Il y a bientôt un an, j’avais consacré un billet intitulé Délinquance suite à l’émission de Thierry Ardisson, Salut les Terriens, diffusée sur Canal+. Eric Zemmour s’y était écrié : « C'est parce que la plupart des trafiquants sont noirs et arabes, et c’est comme ça, c'est un fait ».
J’avais remarqué dans le billet cité ci-dessus que M. Zemmour, en parlant de trafiquants « noirs et arabes », avait commis une faute de français. Je suppose qu’il voulait dire noirs ou arabes. N’étant pas, à la différence de ce journaliste, omniscient, je ne puis être formel mais, s’il existe des Noirs musulmans, je ne pense pas qu’un Arabe puisse avoir la peau noire. Il est donc physiquement impossible que les trafiquants noirs et arabes constituent la majorité de ces délinquants.
J’avais rappelé dans ce même billet que les seules indications relevées à propos du responsable d’une infraction sont : homme ou femme, mineur ou majeur et français ou étranger. On n’y trouve donc rien qui permettrait d’évaluer la prépondérance de telle ou telle catégorie des personnes vivant en France. Et avant de pouvoir réaliser des statistiques ethniques, il conviendrait de définir comment on détermine qui est arabe et qui est noir : selon le teint ? Selon la nationalité ou la consonance du patronyme ? Et comment considèrerait-on le fruit d’un mariage mixte entre européen(ne) et arabe, ou entre européen(ne) et noir(e) ou entre noir(e) et européen(ne) ? Pourquoi ne pas en venir à compter les grands-parents de telle ou telle catégorie afin de définir un taux d’aryanité comme au siècle dernier ?
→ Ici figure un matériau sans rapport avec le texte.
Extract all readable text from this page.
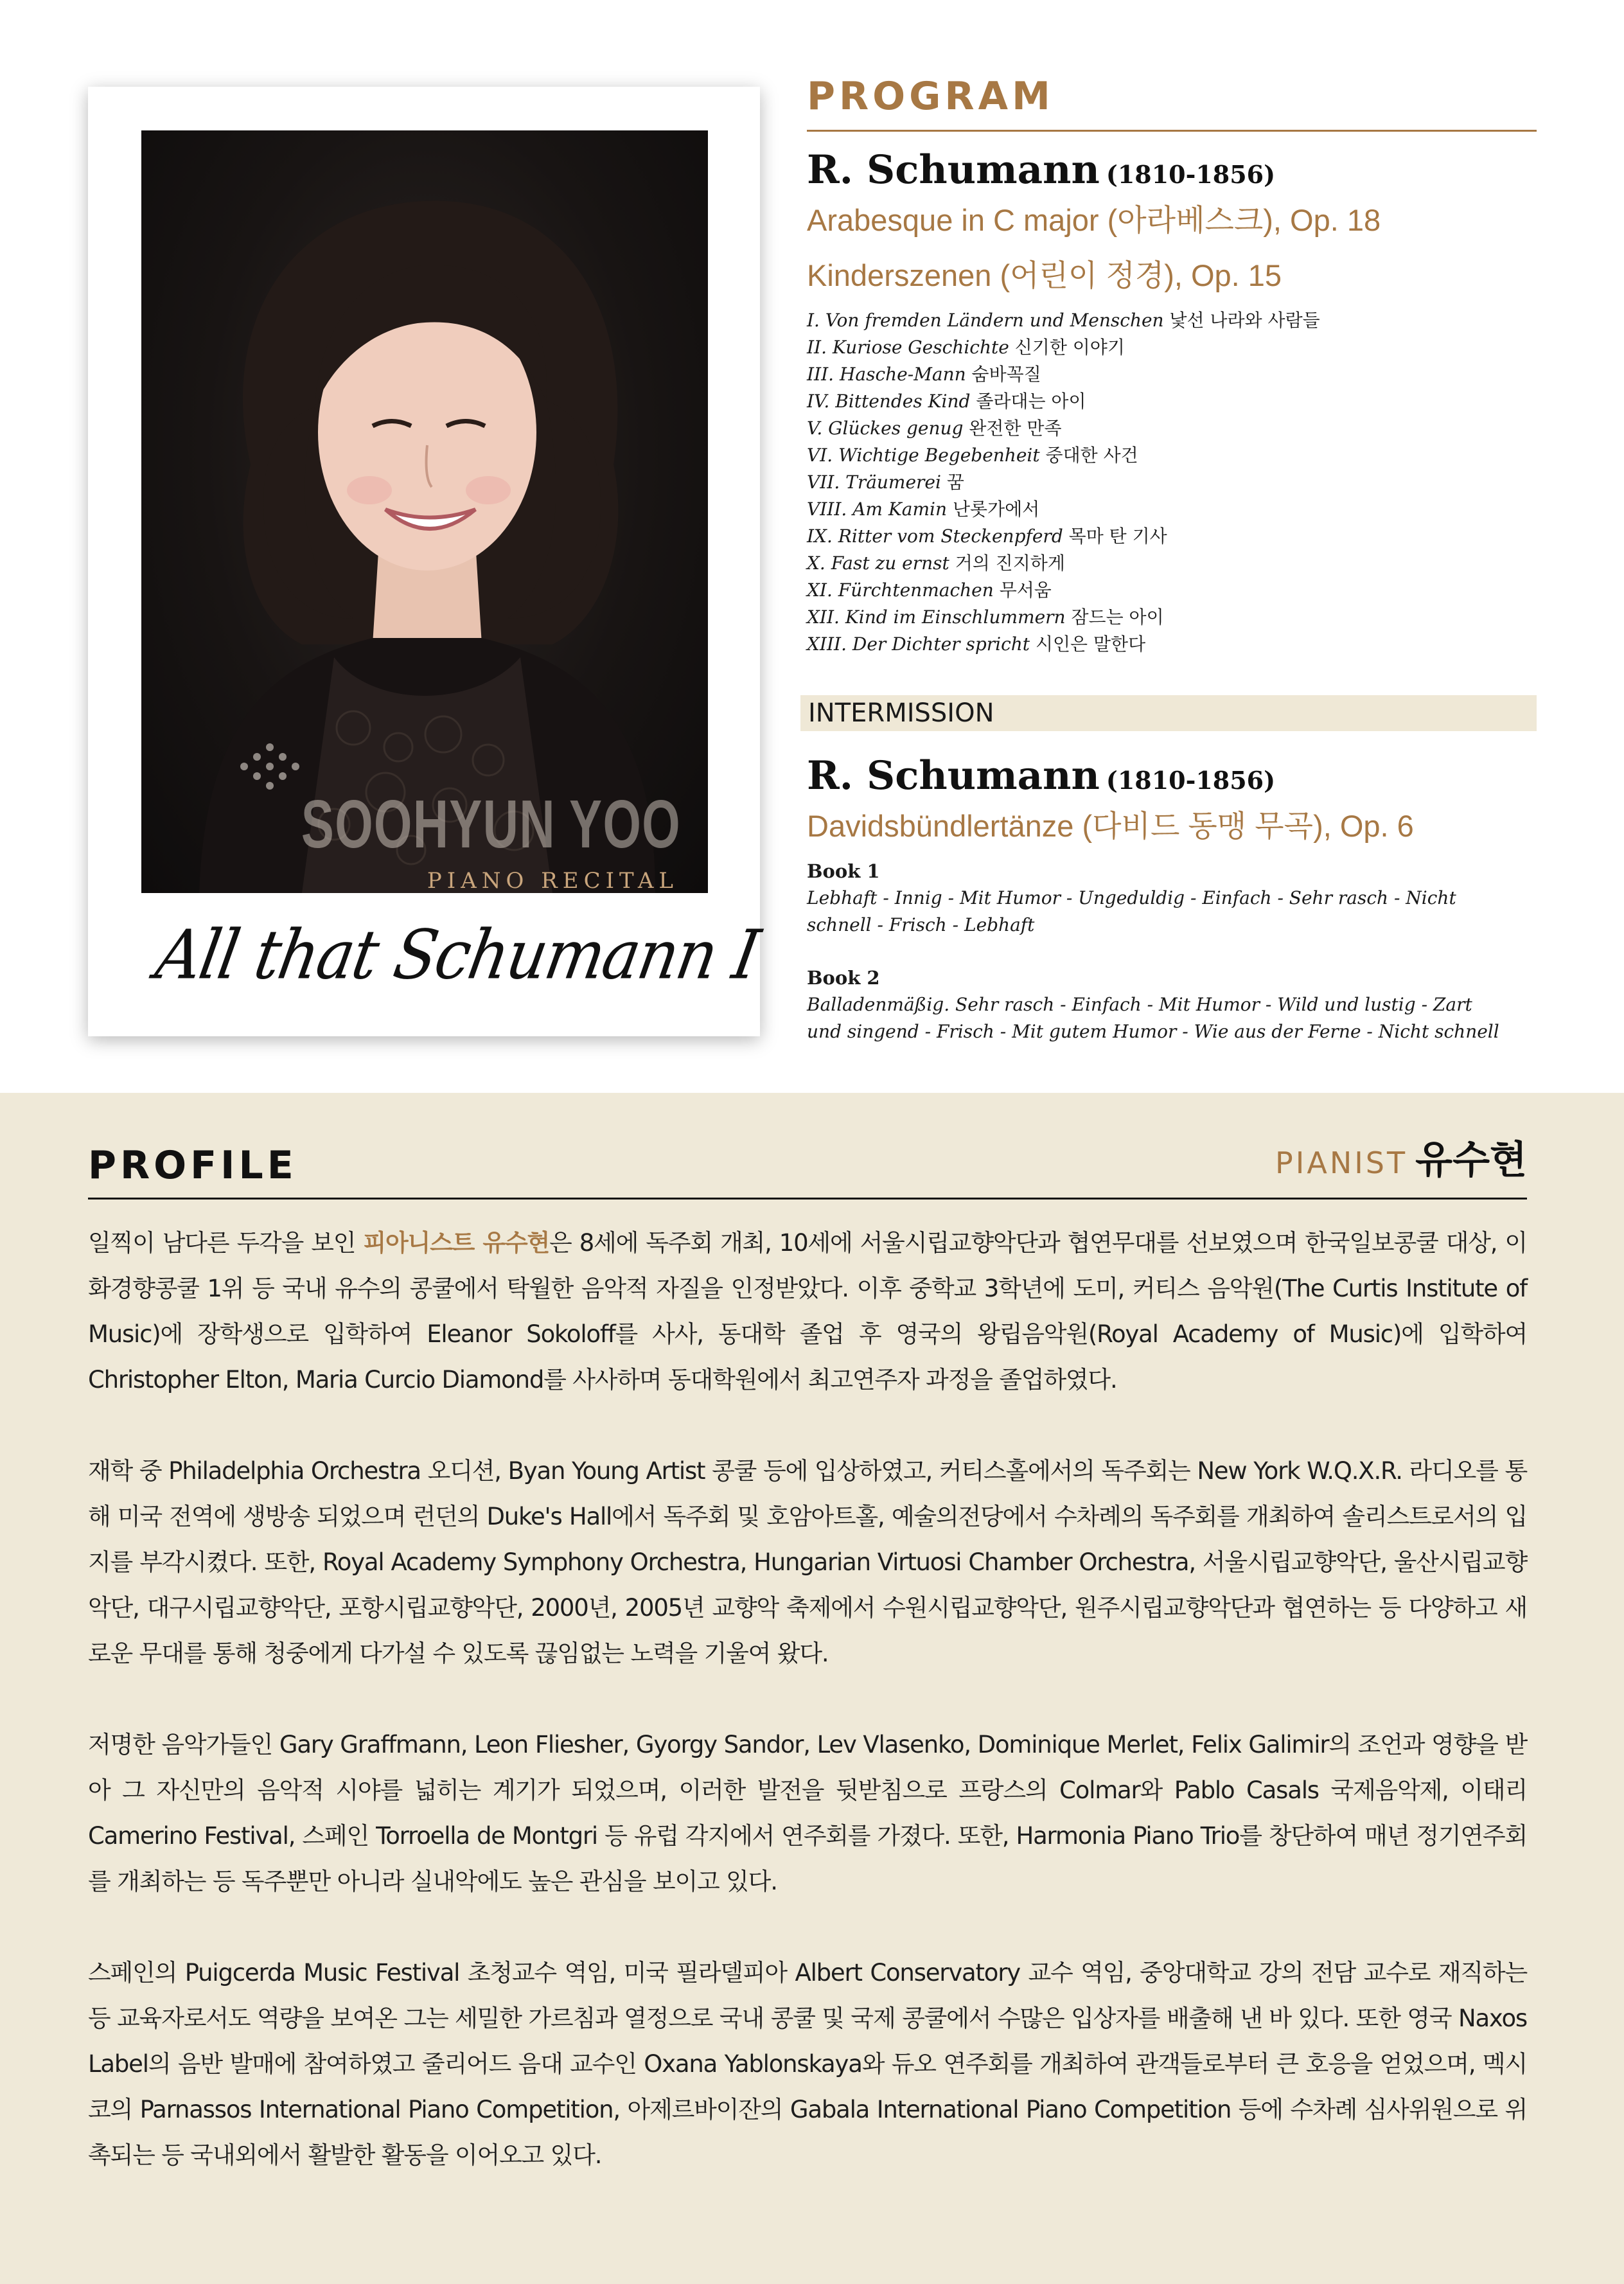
SOOHYUN YOO
PIANO RECITAL
All that Schumann I
PROGRAM
R. Schumann (1810-1856)
Arabesque in C major (아라베스크), Op. 18
Kinderszenen (어린이 정경), Op. 15
I. Von fremden Ländern und Menschen 낯선 나라와 사람들
II. Kuriose Geschichte 신기한 이야기
III. Hasche-Mann 숨바꼭질
IV. Bittendes Kind 졸라대는 아이
V. Glückes genug 완전한 만족
VI. Wichtige Begebenheit 중대한 사건
VII. Träumerei 꿈
VIII. Am Kamin 난롯가에서
IX. Ritter vom Steckenpferd 목마 탄 기사
X. Fast zu ernst 거의 진지하게
XI. Fürchtenmachen 무서움
XII. Kind im Einschlummern 잠드는 아이
XIII. Der Dichter spricht 시인은 말한다
INTERMISSION
R. Schumann (1810-1856)
Davidsbündlertänze (다비드 동맹 무곡), Op. 6
Book 1
Lebhaft - Innig - Mit Humor - Ungeduldig - Einfach - Sehr rasch - Nicht schnell - Frisch - Lebhaft
Book 2
Balladenmäßig. Sehr rasch - Einfach - Mit Humor - Wild und lustig - Zart und singend - Frisch - Mit gutem Humor - Wie aus der Ferne - Nicht schnell
PROFILE	PIANIST 유수현

일찍이 남다른 두각을 보인 피아니스트 유수현은 8세에 독주회 개최, 10세에 서울시립교향악단과 협연무대를 선보였으며 한국일보콩쿨 대상, 이화경향콩쿨 1위 등 국내 유수의 콩쿨에서 탁월한 음악적 자질을 인정받았다. 이후 중학교 3학년에 도미, 커티스 음악원(The Curtis Institute of Music)에 장학생으로 입학하여 Eleanor Sokoloff를 사사, 동대학 졸업 후 영국의 왕립음악원(Royal Academy of Music)에 입학하여 Christopher Elton, Maria Curcio Diamond를 사사하며 동대학원에서 최고연주자 과정을 졸업하였다.

재학 중 Philadelphia Orchestra 오디션, Byan Young Artist 콩쿨 등에 입상하였고, 커티스홀에서의 독주회는 New York W.Q.X.R. 라디오를 통해 미국 전역에 생방송 되었으며 런던의 Duke's Hall에서 독주회 및 호암아트홀, 예술의전당에서 수차례의 독주회를 개최하여 솔리스트로서의 입지를 부각시켰다. 또한, Royal Academy Symphony Orchestra, Hungarian Virtuosi Chamber Orchestra, 서울시립교향악단, 울산시립교향악단, 대구시립교향악단, 포항시립교향악단, 2000년, 2005년 교향악 축제에서 수원시립교향악단, 원주시립교향악단과 협연하는 등 다양하고 새로운 무대를 통해 청중에게 다가설 수 있도록 끊임없는 노력을 기울여 왔다.

저명한 음악가들인 Gary Graffmann, Leon Fliesher, Gyorgy Sandor, Lev Vlasenko, Dominique Merlet, Felix Galimir의 조언과 영향을 받아 그 자신만의 음악적 시야를 넓히는 계기가 되었으며, 이러한 발전을 뒷받침으로 프랑스의 Colmar와 Pablo Casals 국제음악제, 이태리 Camerino Festival, 스페인 Torroella de Montgri 등 유럽 각지에서 연주회를 가졌다. 또한, Harmonia Piano Trio를 창단하여 매년 정기연주회를 개최하는 등 독주뿐만 아니라 실내악에도 높은 관심을 보이고 있다.

스페인의 Puigcerda Music Festival 초청교수 역임, 미국 필라델피아 Albert Conservatory 교수 역임, 중앙대학교 강의 전담 교수로 재직하는 등 교육자로서도 역량을 보여온 그는 세밀한 가르침과 열정으로 국내 콩쿨 및 국제 콩쿨에서 수많은 입상자를 배출해 낸 바 있다. 또한 영국 Naxos Label의 음반 발매에 참여하였고 줄리어드 음대 교수인 Oxana Yablonskaya와 듀오 연주회를 개최하여 관객들로부터 큰 호응을 얻었으며, 멕시코의 Parnassos International Piano Competition, 아제르바이잔의 Gabala International Piano Competition 등에 수차례 심사위원으로 위촉되는 등 국내외에서 활발한 활동을 이어오고 있다.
J'ai remarqué récemment comment de telles catégorisations pouvaient être fragiles. Aux Etats-Unis d'Amérique, devant indiquer sa "race" sur un questionnaire officiel, un individu blanc cochera la case "caucasian". En Russie, l'attentat perpétré à l'aéroport de Moscou a été attribué à des Caucasiens; c'est-à-dire à des personnes originaires d'une République d'Asie centrale, vraisemblablement des Tchéchènes musulmans. Cocasse, non ? Surtout au Caucase !
Les défenseurs de Zemmour dénoncent une atteinte à la liberté d’opinion. Ils se trompent. On a parfaitement le droit d’estimer que telle ou telle catégorie de personnes est majoritaire dans une population donnée. On exprime ainsi une pensée qui peut être juste ou erronée. Mais lorsqu’Eric Zemmour ajoute « c’est un fait », il quitte le domaine de l’opinion. Il peut avoir ce sentiment, l’exprimer, le partager avec d’autres personnes, mais aucun d’entre eux n’est en mesure de prouver l’exactitude de ce propos. Il ne peut définir qui est arabe ou qui est noir et ne peut produire des données mesurables et vérifiables étayant son affirmation péremptoire. Il est libre d’exprimer sa conviction mais n’a pas le droit d’ajouter : « c’est un fait ».
S’il a été relaxé ce 10 février de l’accusation de diffamation, il a par contre été condamné pour provocation à la discrimination raciale suite à une autre déclaration dont je parlerai bientôt.